Jeffrey Giansiracusa - email: jeffrey.giansiracusa@durham.ac.uk

Description

Tropical geometry is a relatively new area of mathematics that touches algebraic geometry (the geometry of shapes defined by polynomial equations), combinatorics and polyhedral geometry, optimisation, computer science, and bioinformatics. It came to prominence when Mikhalkin used it to give a method for computing a certain sequence of numbers called the Gromov-Witten invariants of the project plane. It also provided a new proof of a conjecture from Ed Witten in quantum gravity.

One of the entry points to tropical geometry is the idea of replacing the arithmetic operations of multiplication and addition on the real line with the operations of max and +. This gives a semiring, which is just like a ring, except that there is no subtraction; amazingly, there is a lot of interesting algebra that can be done without subtraction. Another point of entry is the combinatorial theory of matroids (abstracting notions from linear algebra line linear dependence).

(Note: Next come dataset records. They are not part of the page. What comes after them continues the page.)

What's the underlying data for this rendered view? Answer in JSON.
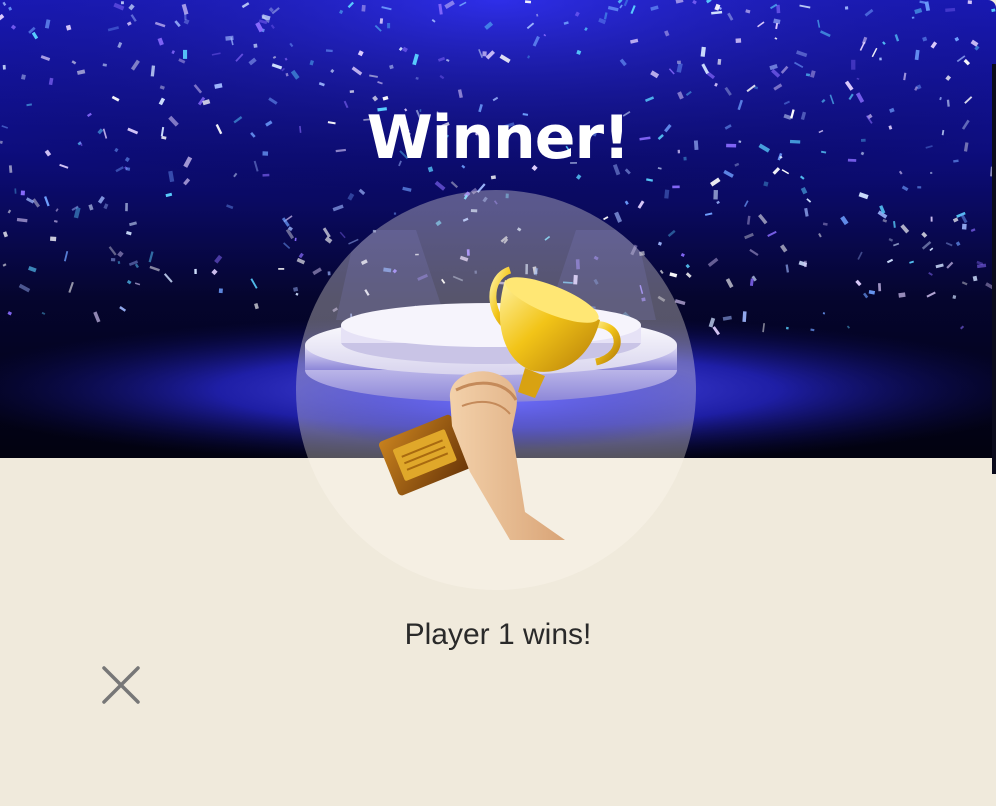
{
  "dialog": {
    "title": "Winner!",
    "message": "Player 1 wins!",
    "close_icon": "close-icon",
    "trophy_icon": "trophy-in-hand-icon"
  },
  "colors": {
    "background": "#f0eadc",
    "banner_dark": "#06062a",
    "banner_blue": "#1a1ad8",
    "title_text": "#ffffff",
    "message_text": "#2a2a2a",
    "close_icon": "#777777",
    "trophy_gold": "#e8b40e"
  }
}
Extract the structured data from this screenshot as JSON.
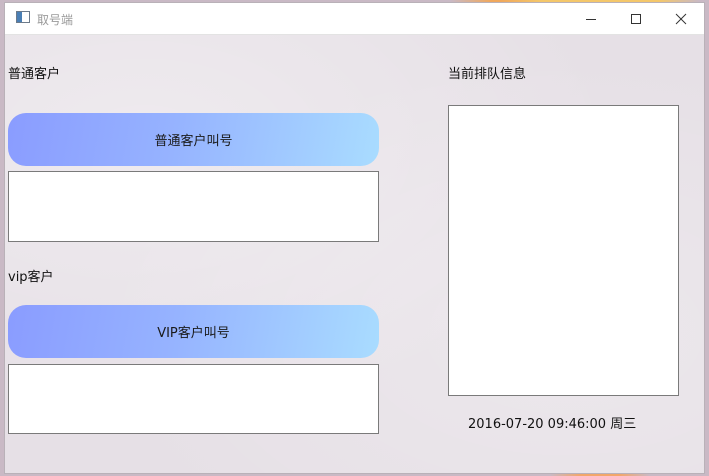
{
  "window": {
    "title": "取号端"
  },
  "normal_customer": {
    "section_label": "普通客户",
    "call_button_label": "普通客户叫号",
    "display_value": ""
  },
  "vip_customer": {
    "section_label": "vip客户",
    "call_button_label": "VIP客户叫号",
    "display_value": ""
  },
  "queue": {
    "label": "当前排队信息",
    "content": ""
  },
  "status": {
    "datetime": "2016-07-20 09:46:00 周三"
  },
  "icons": {
    "app": "app-icon",
    "minimize": "minimize-icon",
    "maximize": "maximize-icon",
    "close": "close-icon"
  }
}
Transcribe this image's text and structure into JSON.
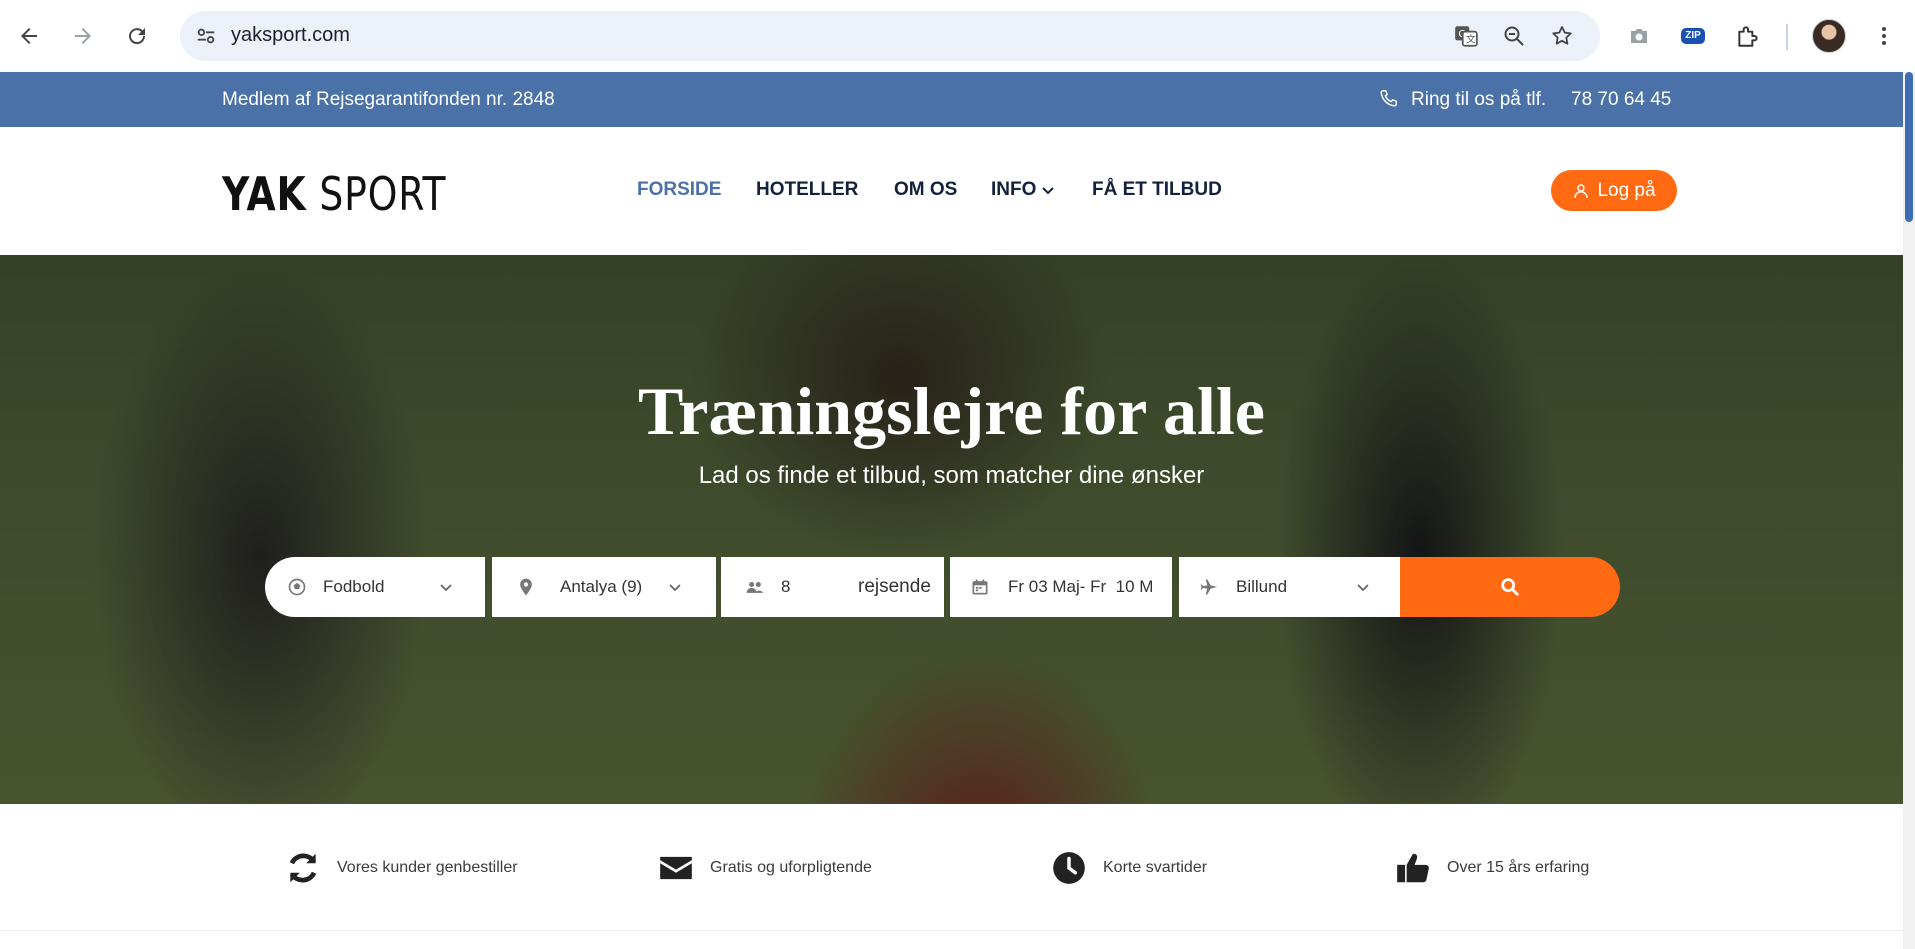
{
  "browser": {
    "url": "yaksport.com",
    "icons": [
      "back-icon",
      "forward-icon",
      "reload-icon",
      "site-info-icon",
      "translate-icon",
      "zoom-icon",
      "bookmark-star-icon",
      "camera-icon",
      "zip-extension-icon",
      "extensions-puzzle-icon",
      "profile-avatar",
      "more-menu-icon"
    ],
    "zip_label": "ZIP"
  },
  "topbar": {
    "member_text": "Medlem af Rejsegarantifonden nr. 2848",
    "phone_label": "Ring til os på tlf.",
    "phone_number": "78 70 64 45"
  },
  "header": {
    "logo_bold": "YAK",
    "logo_light": "SPORT",
    "nav": [
      {
        "label": "FORSIDE",
        "active": true
      },
      {
        "label": "HOTELLER"
      },
      {
        "label": "OM OS"
      },
      {
        "label": "INFO",
        "has_dropdown": true
      },
      {
        "label": "FÅ ET TILBUD"
      }
    ],
    "login_label": "Log på"
  },
  "hero": {
    "title": "Træningslejre for alle",
    "subtitle": "Lad os finde et tilbud, som matcher dine ønsker",
    "search": {
      "sport": "Fodbold",
      "destination": "Antalya (9)",
      "travellers_count": "8",
      "travellers_label": "rejsende",
      "dates": "Fr 03 Maj- Fr  10 M",
      "departure": "Billund"
    }
  },
  "features": [
    {
      "icon": "refresh-icon",
      "label": "Vores kunder genbestiller"
    },
    {
      "icon": "envelope-icon",
      "label": "Gratis og uforpligtende"
    },
    {
      "icon": "clock-icon",
      "label": "Korte svartider"
    },
    {
      "icon": "thumbs-up-icon",
      "label": "Over 15 års erfaring"
    }
  ],
  "colors": {
    "topbar_bg": "#4a71a8",
    "accent_orange": "#ff6a13",
    "nav_active": "#4a71a8",
    "nav_text": "#14213d"
  }
}
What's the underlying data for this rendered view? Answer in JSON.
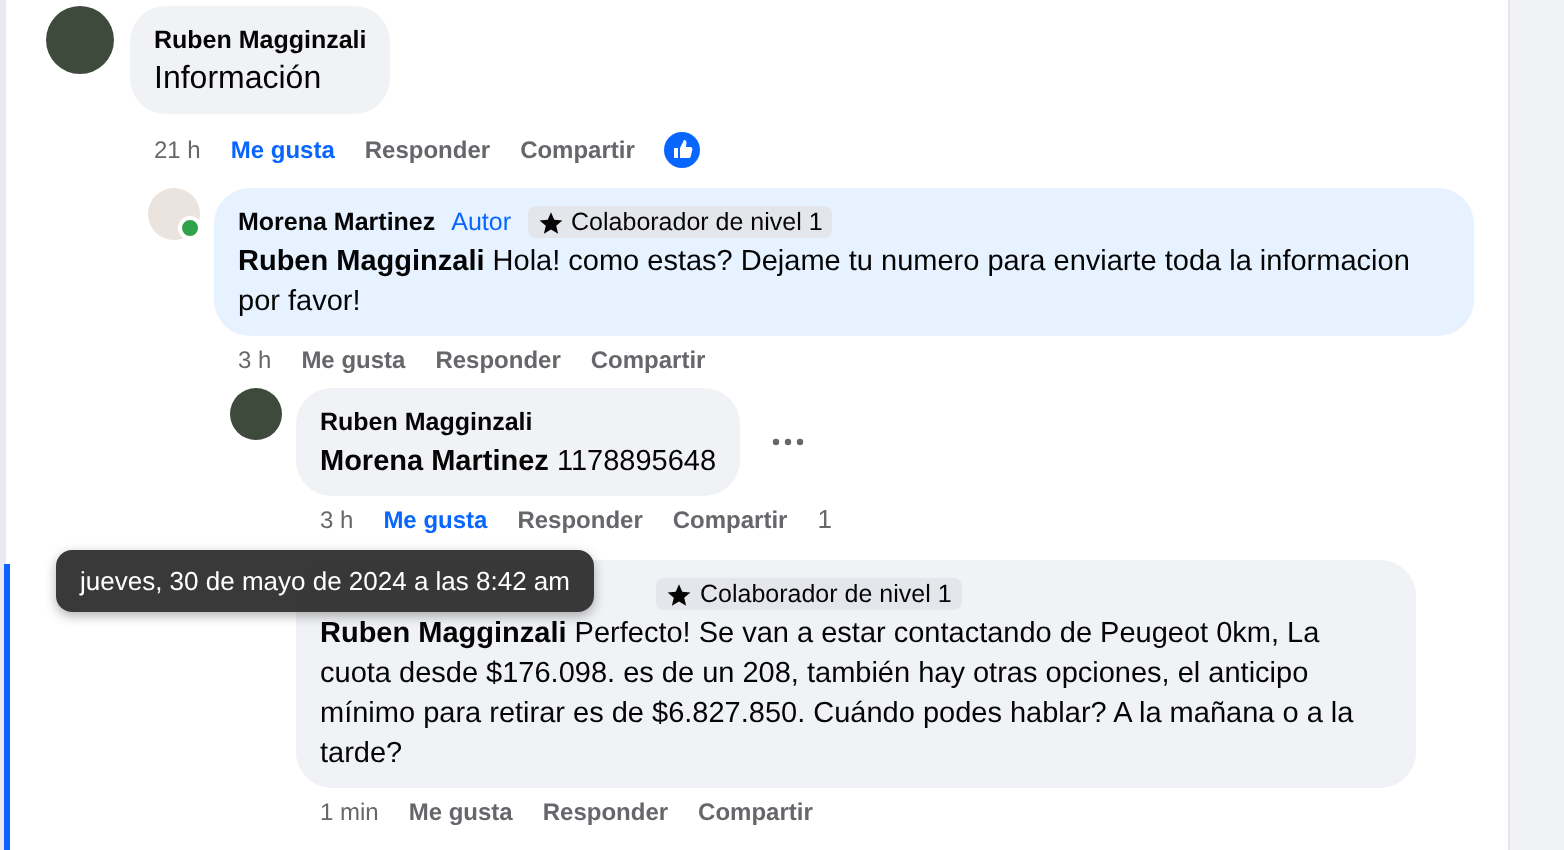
{
  "comment": {
    "author": "Ruben Magginzali",
    "color": "#3e4b3c",
    "text": "Información",
    "time": "21 h",
    "liked": true,
    "like_reaction": true,
    "actions": [
      "Me gusta",
      "Responder",
      "Compartir"
    ],
    "replies": [
      {
        "author": "Morena Martinez",
        "role": "Autor",
        "badge": "Colaborador de nivel 1",
        "color": "#ebe3dd",
        "online": true,
        "highlight": true,
        "mention": "Ruben Magginzali",
        "text": "Hola! como estas? Dejame tu numero para enviarte toda la informacion por favor!",
        "time": "3 h",
        "liked": false,
        "actions": [
          "Me gusta",
          "Responder",
          "Compartir"
        ],
        "replies": [
          {
            "author": "Ruben Magginzali",
            "color": "#3e4b3c",
            "online": false,
            "mention": "Morena Martinez",
            "text": "1178895648",
            "time": "3 h",
            "liked": true,
            "more": true,
            "count": "1",
            "actions": [
              "Me gusta",
              "Responder",
              "Compartir"
            ]
          },
          {
            "badge": "Colaborador de nivel 1",
            "focused": true,
            "mention": "Ruben Magginzali",
            "text": "Perfecto! Se van a estar contactando de Peugeot 0km, La cuota desde $176.098. es de un 208, también hay otras opciones, el anticipo mínimo para retirar es de $6.827.850. Cuándo podes hablar? A la mañana o a la tarde?",
            "time": "1 min",
            "liked": false,
            "actions": [
              "Me gusta",
              "Responder",
              "Compartir"
            ]
          }
        ]
      }
    ]
  },
  "tooltip": {
    "text": "jueves, 30 de mayo de 2024 a las 8:42 am"
  }
}
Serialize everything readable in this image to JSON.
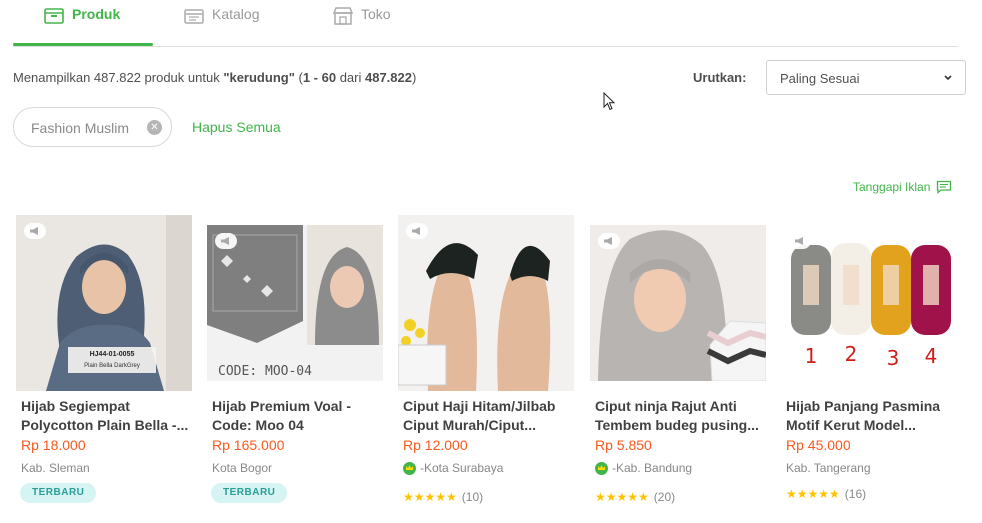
{
  "tabs": [
    {
      "label": "Produk",
      "icon": "product-box-icon",
      "active": true
    },
    {
      "label": "Katalog",
      "icon": "catalog-icon",
      "active": false
    },
    {
      "label": "Toko",
      "icon": "store-icon",
      "active": false
    }
  ],
  "summary": {
    "prefix": "Menampilkan 487.822 produk untuk ",
    "query": "\"kerudung\"",
    "range_open": " (",
    "range": "1 - 60",
    "range_mid": " dari ",
    "total": "487.822",
    "range_close": ")"
  },
  "sort": {
    "label": "Urutkan:",
    "value": "Paling Sesuai"
  },
  "filter_chip": {
    "label": "Fashion Muslim"
  },
  "clear_all": "Hapus Semua",
  "feedback": "Tanggapi Iklan",
  "colors": {
    "accent": "#42b549",
    "price": "#fa591d",
    "new_badge_bg": "#d6f4f3",
    "new_badge_text": "#2a9d97",
    "star": "#ffc400"
  },
  "products": [
    {
      "name": "Hijab Segiempat Polycotton Plain Bella -...",
      "price": "Rp 18.000",
      "location": "Kab. Sleman",
      "badge": "TERBARU",
      "image_label": "HJ44-01-0055",
      "image_sub": "Plain Bella DarkGrey"
    },
    {
      "name": "Hijab Premium Voal - Code: Moo 04",
      "price": "Rp 165.000",
      "location": "Kota Bogor",
      "badge": "TERBARU",
      "image_label": "CODE: MOO-04"
    },
    {
      "name": "Ciput Haji Hitam/Jilbab Ciput Murah/Ciput...",
      "price": "Rp 12.000",
      "location": "Kota Surabaya",
      "loc_prefix": "- ",
      "rating_count": "(10)",
      "stars": "★★★★★"
    },
    {
      "name": "Ciput ninja Rajut Anti Tembem budeg pusing...",
      "price": "Rp 5.850",
      "location": "Kab. Bandung",
      "loc_prefix": "- ",
      "rating_count": "(20)",
      "stars": "★★★★★"
    },
    {
      "name": "Hijab Panjang Pasmina Motif Kerut Model...",
      "price": "Rp 45.000",
      "location": "Kab. Tangerang",
      "rating_count": "(16)",
      "stars": "★★★★★",
      "image_numbers": [
        "1",
        "2",
        "3",
        "4"
      ]
    }
  ]
}
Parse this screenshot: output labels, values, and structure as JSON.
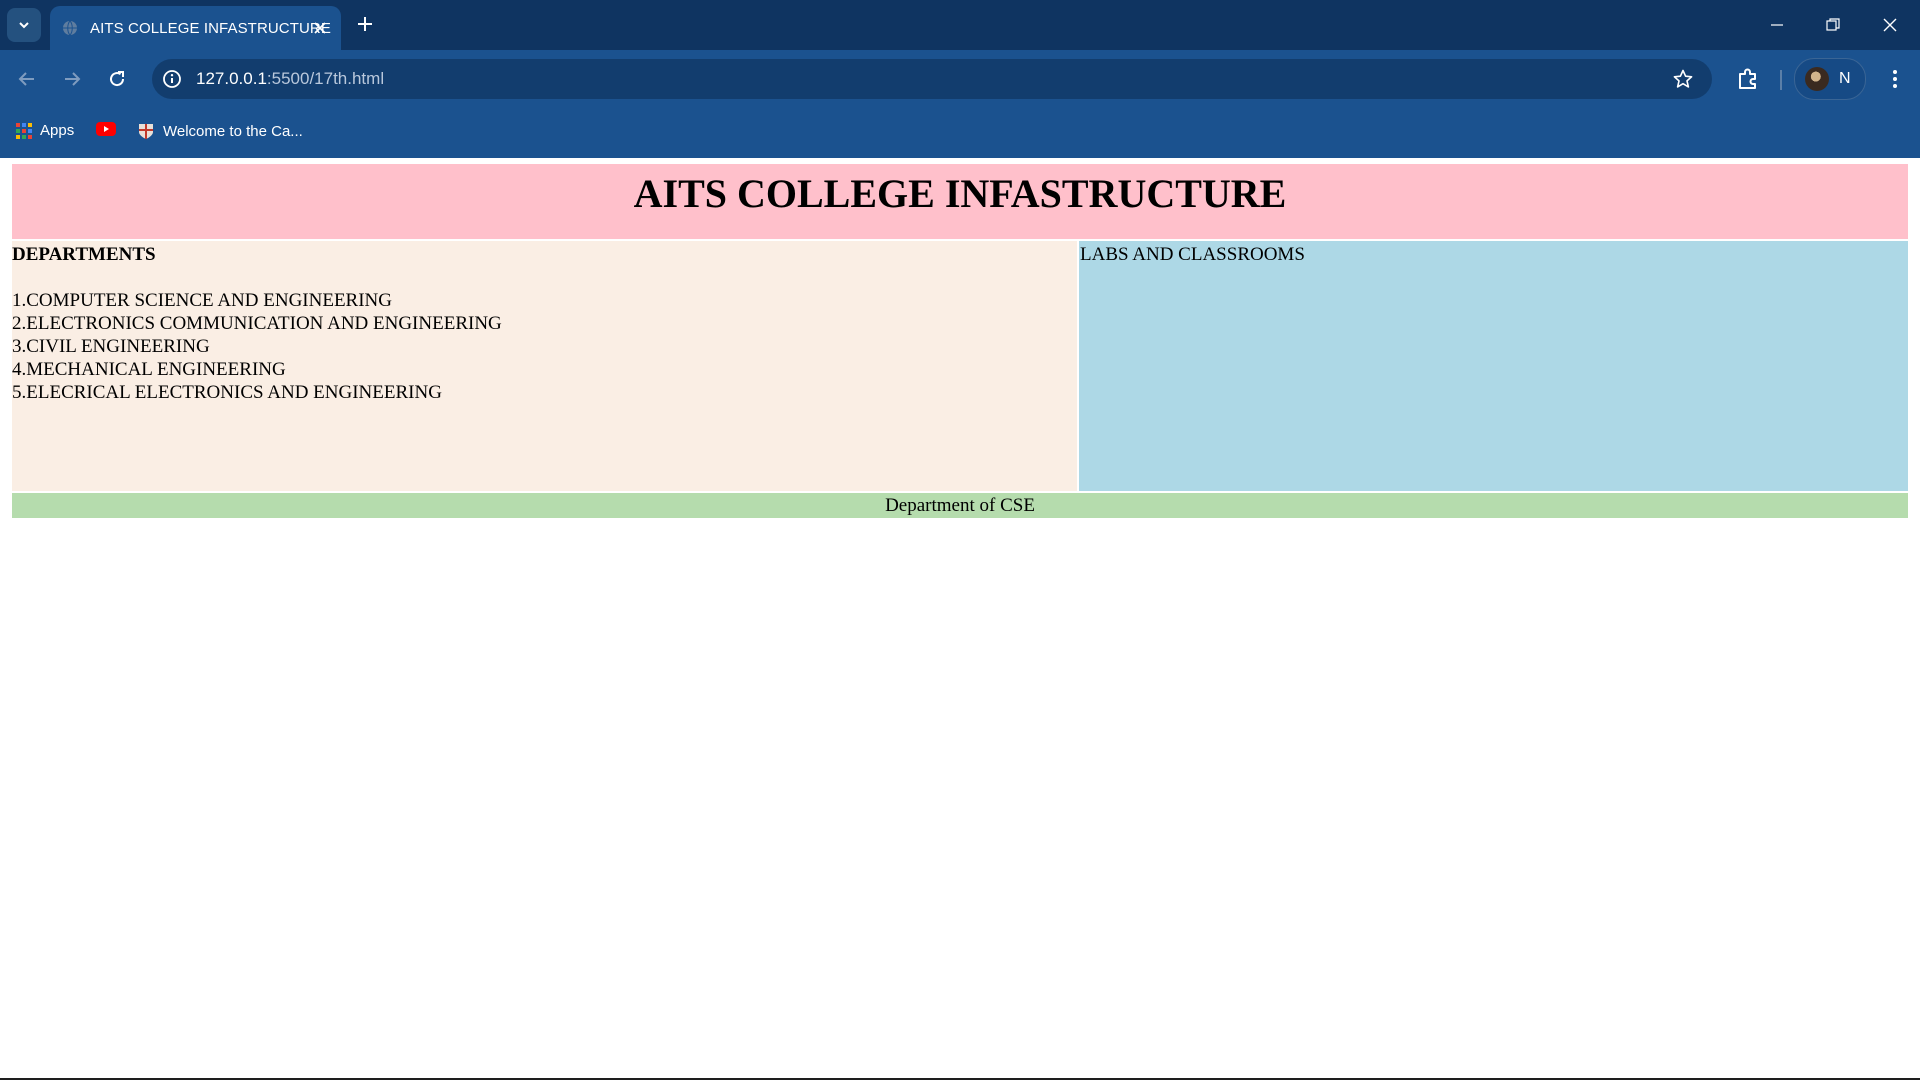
{
  "browser": {
    "tab": {
      "title": "AITS COLLEGE INFASTRUCTURE"
    },
    "address_bar": {
      "url_host": "127.0.0.1",
      "url_rest": ":5500/17th.html"
    },
    "profile": {
      "initial": "N"
    },
    "bookmarks": [
      {
        "label": "Apps"
      },
      {
        "label": ""
      },
      {
        "label": "Welcome to the Ca..."
      }
    ]
  },
  "page": {
    "header": "AITS COLLEGE INFASTRUCTURE",
    "departments": {
      "heading": "DEPARTMENTS",
      "items": [
        "1.COMPUTER SCIENCE AND ENGINEERING",
        "2.ELECTRONICS COMMUNICATION AND ENGINEERING",
        "3.CIVIL ENGINEERING",
        "4.MECHANICAL ENGINEERING",
        "5.ELECRICAL ELECTRONICS AND ENGINEERING"
      ]
    },
    "labs": {
      "heading": "LABS AND CLASSROOMS"
    },
    "footer": "Department of CSE"
  },
  "colors": {
    "header_bg": "#ffc0cb",
    "departments_bg": "#faeee4",
    "labs_bg": "#add8e6",
    "footer_bg": "#b5dcad"
  }
}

Tropical geometry is an excellent way to start to learn about the ideas of algebraic geometry, which is one of the pillars of pure mathematics. One of the things tropical geometry is good at is computing how various shapes intersect, leading to the famous theorem of Bézout for counting the number of intersection points of projective curves and hypersurfaces. It also offers scope to explore computational methods and combinatorial ideas. This project offers a number of possible directions to suit the interests of individual students.

Prerequisites and corequisites

This project will build heavily on concepts from Algebra II (MATH2581)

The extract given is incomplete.